No bate papo realizado na sede da gravadora em São Paulo, eles falaram sobre o inicio de suas carreiras, os primeiros momentos de cada um com a música e de como surgem as composições e das influências musicais em suas carreiras.

Confira:

Marcelo de Assis: Como surgiu a ideia de vocês formarem um trio?

Gabriela: Nós não começamos juntos, começamos separados. Eu comecei a minha carreira solo com 15 anos no samba de raiz e tive oportunidade de gravar com João Donato e para mim na época foi incrível. E os meninos tocavam nos barzinhos. Enquanto isso viajei bastante. Depois que começamos a crescer, amadurecer musicalmente, nos aproximamos muito em em estilos parecidos. E nossas composições estavam servindo tanto pra eles quanto para mim… “Vocês ficam com essas músicas e eu com essas”…

Diogo: Aí migramos um pouco para o pop …

Gabriela: … e eles que ja eram pop, ficaram mais do que nunca!

Diogo: Antes disso, a música surgiu em casa da forma mais natural! Meus pais, por mais que não sejam músicos profissionais, eles são amantes da música.

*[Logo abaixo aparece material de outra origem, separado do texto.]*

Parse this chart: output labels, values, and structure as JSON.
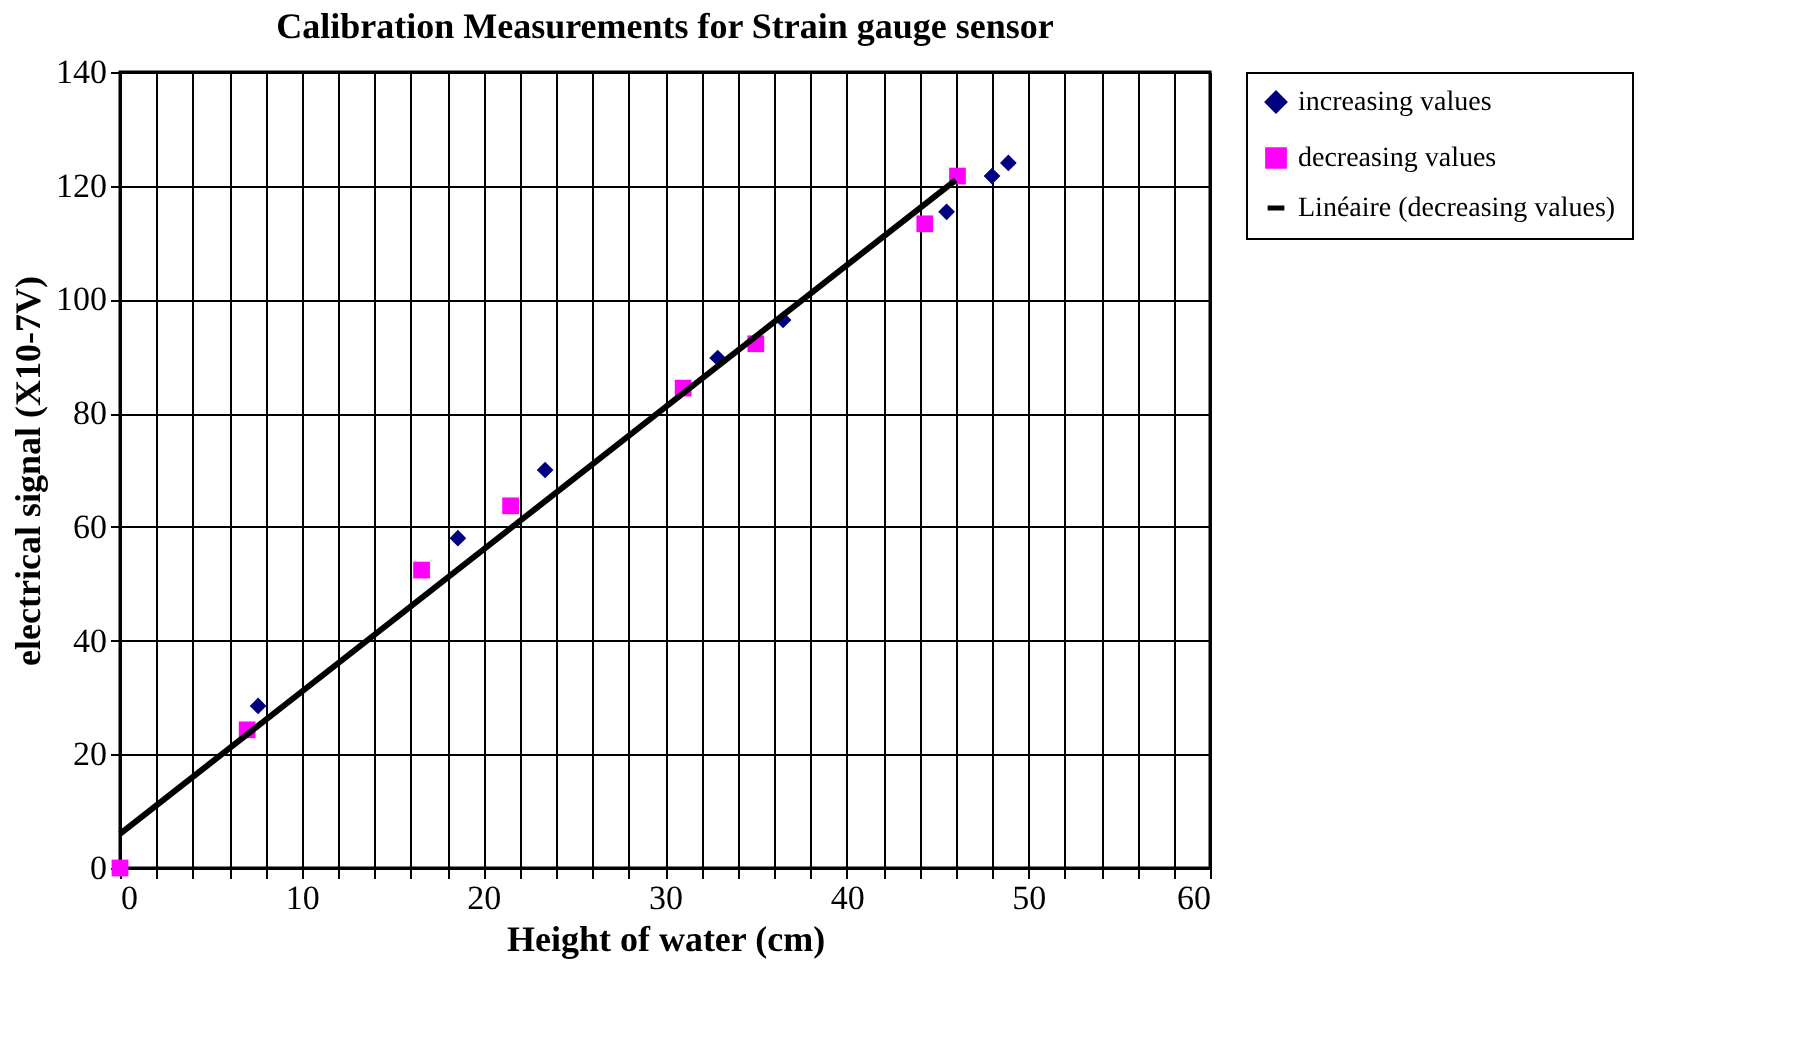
{
  "chart_data": {
    "type": "scatter",
    "title": "Calibration Measurements for Strain gauge sensor",
    "xlabel": "Height of water (cm)",
    "ylabel": "electrical signal (X10-7V)",
    "xlim": [
      0,
      60
    ],
    "ylim": [
      0,
      140
    ],
    "xticks": [
      0,
      {
        "value": 2,
        "label": null
      },
      {
        "value": 4,
        "label": null
      },
      {
        "value": 6,
        "label": null
      },
      {
        "value": 8,
        "label": null
      },
      10,
      {
        "value": 12,
        "label": null
      },
      {
        "value": 14,
        "label": null
      },
      {
        "value": 16,
        "label": null
      },
      {
        "value": 18,
        "label": null
      },
      20,
      {
        "value": 22,
        "label": null
      },
      {
        "value": 24,
        "label": null
      },
      {
        "value": 26,
        "label": null
      },
      {
        "value": 28,
        "label": null
      },
      30,
      {
        "value": 32,
        "label": null
      },
      {
        "value": 34,
        "label": null
      },
      {
        "value": 36,
        "label": null
      },
      {
        "value": 38,
        "label": null
      },
      40,
      {
        "value": 42,
        "label": null
      },
      {
        "value": 44,
        "label": null
      },
      {
        "value": 46,
        "label": null
      },
      {
        "value": 48,
        "label": null
      },
      50,
      {
        "value": 52,
        "label": null
      },
      {
        "value": 54,
        "label": null
      },
      {
        "value": 56,
        "label": null
      },
      {
        "value": 58,
        "label": null
      },
      60
    ],
    "yticks": [
      0,
      20,
      40,
      60,
      80,
      100,
      120,
      140
    ],
    "grid": true,
    "legend": "right",
    "series": [
      {
        "name": "increasing values",
        "type": "scatter",
        "marker": "diamond",
        "color": "#000080",
        "x": [
          7.6,
          18.6,
          23.4,
          32.9,
          36.5,
          45.5,
          48,
          48.9
        ],
        "values": [
          28.5,
          58,
          70,
          89.7,
          96.4,
          115.4,
          121.7,
          124
        ]
      },
      {
        "name": "decreasing values",
        "type": "scatter",
        "marker": "square",
        "color": "#ff00ff",
        "x": [
          0,
          7,
          16.6,
          21.5,
          31,
          35,
          44.3,
          46.1
        ],
        "values": [
          0,
          24.3,
          52.4,
          63.7,
          84.4,
          92.2,
          113.3,
          121.7
        ]
      },
      {
        "name": "Linéaire (decreasing values)",
        "type": "line",
        "line_style": "solid",
        "color": "#000000",
        "x": [
          0,
          46
        ],
        "values": [
          6,
          121
        ]
      }
    ]
  }
}
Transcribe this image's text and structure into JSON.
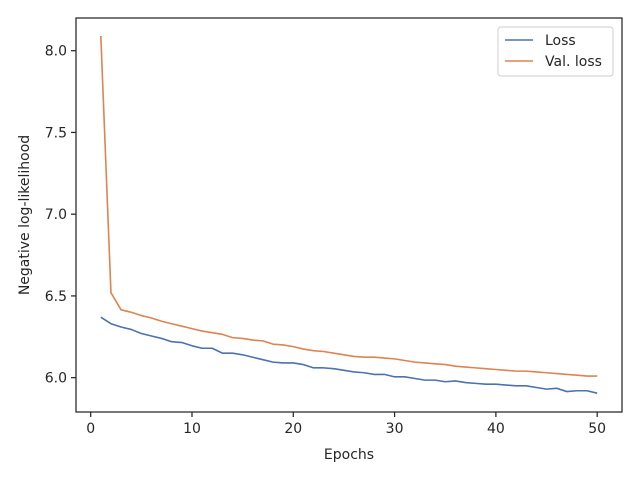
{
  "chart_data": {
    "type": "line",
    "xlabel": "Epochs",
    "ylabel": "Negative log-likelihood",
    "xlim": [
      -1.45,
      52.45
    ],
    "ylim": [
      5.79,
      8.2
    ],
    "xticks": [
      0,
      10,
      20,
      30,
      40,
      50
    ],
    "yticks": [
      6.0,
      6.5,
      7.0,
      7.5,
      8.0
    ],
    "xtick_labels": [
      "0",
      "10",
      "20",
      "30",
      "40",
      "50"
    ],
    "ytick_labels": [
      "6.0",
      "6.5",
      "7.0",
      "7.5",
      "8.0"
    ],
    "grid": false,
    "legend_position": "top-right",
    "x": [
      1,
      2,
      3,
      4,
      5,
      6,
      7,
      8,
      9,
      10,
      11,
      12,
      13,
      14,
      15,
      16,
      17,
      18,
      19,
      20,
      21,
      22,
      23,
      24,
      25,
      26,
      27,
      28,
      29,
      30,
      31,
      32,
      33,
      34,
      35,
      36,
      37,
      38,
      39,
      40,
      41,
      42,
      43,
      44,
      45,
      46,
      47,
      48,
      49,
      50
    ],
    "series": [
      {
        "name": "Loss",
        "color": "#4c72b0",
        "values": [
          6.37,
          6.33,
          6.31,
          6.295,
          6.27,
          6.255,
          6.24,
          6.22,
          6.215,
          6.195,
          6.18,
          6.18,
          6.15,
          6.15,
          6.14,
          6.125,
          6.11,
          6.095,
          6.09,
          6.09,
          6.08,
          6.06,
          6.06,
          6.055,
          6.045,
          6.035,
          6.03,
          6.02,
          6.02,
          6.005,
          6.005,
          5.995,
          5.985,
          5.985,
          5.975,
          5.98,
          5.97,
          5.965,
          5.96,
          5.96,
          5.955,
          5.95,
          5.95,
          5.94,
          5.93,
          5.935,
          5.915,
          5.92,
          5.92,
          5.905
        ]
      },
      {
        "name": "Val. loss",
        "color": "#dd8452",
        "values": [
          8.09,
          6.52,
          6.415,
          6.4,
          6.38,
          6.365,
          6.345,
          6.33,
          6.315,
          6.3,
          6.285,
          6.275,
          6.265,
          6.245,
          6.24,
          6.23,
          6.225,
          6.205,
          6.2,
          6.19,
          6.175,
          6.165,
          6.16,
          6.15,
          6.14,
          6.13,
          6.125,
          6.125,
          6.12,
          6.115,
          6.105,
          6.095,
          6.09,
          6.085,
          6.08,
          6.07,
          6.065,
          6.06,
          6.055,
          6.05,
          6.045,
          6.04,
          6.04,
          6.035,
          6.03,
          6.025,
          6.02,
          6.015,
          6.01,
          6.01
        ]
      }
    ]
  }
}
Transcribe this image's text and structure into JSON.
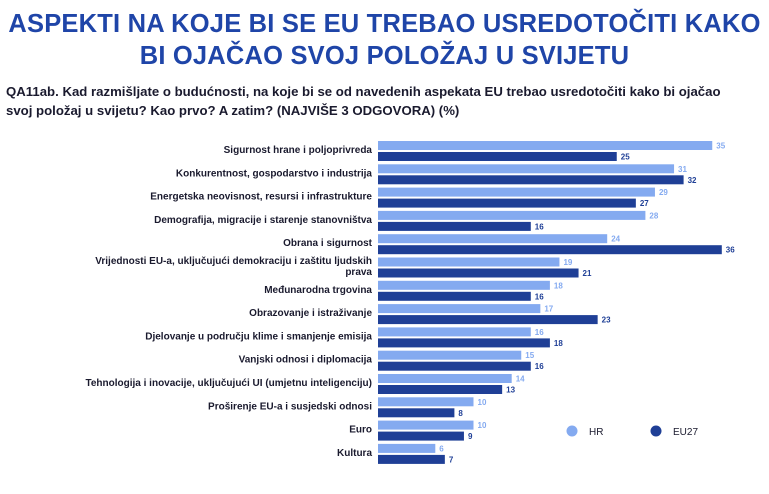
{
  "title": {
    "line1": "ASPEKTI NA KOJE BI SE EU TREBAO USREDOTOČITI KAKO",
    "line2": "BI OJAČAO SVOJ POLOŽAJ U SVIJETU"
  },
  "question": "QA11ab. Kad razmišljate o budućnosti, na koje bi se od navedenih aspekata EU trebao usredotočiti kako bi ojačao svoj položaj u svijetu? Kao prvo? A zatim? (NAJVIŠE 3 ODGOVORA) (%)",
  "chart_data": {
    "type": "bar",
    "orientation": "horizontal",
    "categories": [
      [
        "Sigurnost hrane i poljoprivreda"
      ],
      [
        "Konkurentnost, gospodarstvo i industrija"
      ],
      [
        "Energetska neovisnost, resursi i infrastrukture"
      ],
      [
        "Demografija, migracije i starenje stanovništva"
      ],
      [
        "Obrana i sigurnost"
      ],
      [
        "Vrijednosti EU-a, uključujući demokraciju i zaštitu ljudskih",
        "prava"
      ],
      [
        "Međunarodna trgovina"
      ],
      [
        "Obrazovanje i istraživanje"
      ],
      [
        "Djelovanje u području klime i smanjenje emisija"
      ],
      [
        "Vanjski odnosi i diplomacija"
      ],
      [
        "Tehnologija i inovacije, uključujući UI (umjetnu inteligenciju)"
      ],
      [
        "Proširenje EU-a i susjedski odnosi"
      ],
      [
        "Euro"
      ],
      [
        "Kultura"
      ]
    ],
    "series": [
      {
        "name": "HR",
        "color": "#84aaf0",
        "values": [
          35,
          31,
          29,
          28,
          24,
          19,
          18,
          17,
          16,
          15,
          14,
          10,
          10,
          6
        ]
      },
      {
        "name": "EU27",
        "color": "#1f3f96",
        "values": [
          25,
          32,
          27,
          16,
          36,
          21,
          16,
          23,
          18,
          16,
          13,
          8,
          9,
          7
        ]
      }
    ],
    "xlim": [
      0,
      36
    ],
    "legend": "bottom-right"
  }
}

Meu pai canta no karaokê, tem uma voz grave, bonita. Minha mãe tem uma voz rouca, bonita também. Meu pai sempre trabalhou com artistas, minha mãe vem de uma família de músicos de Belo Horizonte, então lá em casa sempre foi um ambiente muito musical e sempre gostamos muito disso. Na primeira oportunidade que tivemos de tocar, pedíamos: “Pai, quero um violão”. E com o passar do tempo, meu pai acabou conseguindo comprar alguma coisa …

Marcelo de Assis: E com quantos anos aconteceu isso?

Diogo: Cara, acho que o Rodrigo pegou o primeiro teclado, que foi o primeiro instrumento musical que tivemos, com 8 anos …

Gabriela: Rodrigo tirava tipo Mozart, Beethoven de ouvido. Sempre gostamos de música assim e ele sempre teve facilidade de aprender.

Diogo: E fomos estudar! Um entrou para estudar canto, o outro foi estudar teclado, bateria e o outro violão. Aí eu e o Rodrigo, quando estávamos na escola, encontramos uma banda para tocar rock, pop, coisas que tocavam na época e sempre tínhamos o mesmo círculo de amigos e montamos uma banda com alguns deles.

Gabriela: Nosso pai sempre nos incentivou muito!

Marcelo de Assis: Desde a época em que vocês tiveram o primeiro contato com os instrumentos musicais até vocês montarem uma banda, levaram 9 anos apenas …

Rodrigo: Sim. Em 2015 em uma festa da música em Canelas, a Gabi teve a oportunidade de cantar uma música e resolveu levar eu e o Diogo e seria uma oportunidade de divulgar o trabalho de ambos em apenas uma apresentação. E a galera adorou, aplaudiu muito e depois nos perguntaram: “Qual é o nome da banda de vocês?”, “Vocês tem que cantar juntos”. E no dia seguinte, o Diogo e a Gabi ficaram conversando sobre formar uma banda até que pensamos: “Acho que será legal”. Até então, todas as apresentações que havíamos feito de brincadeira, participações, sempre rolava de uma forma diferente …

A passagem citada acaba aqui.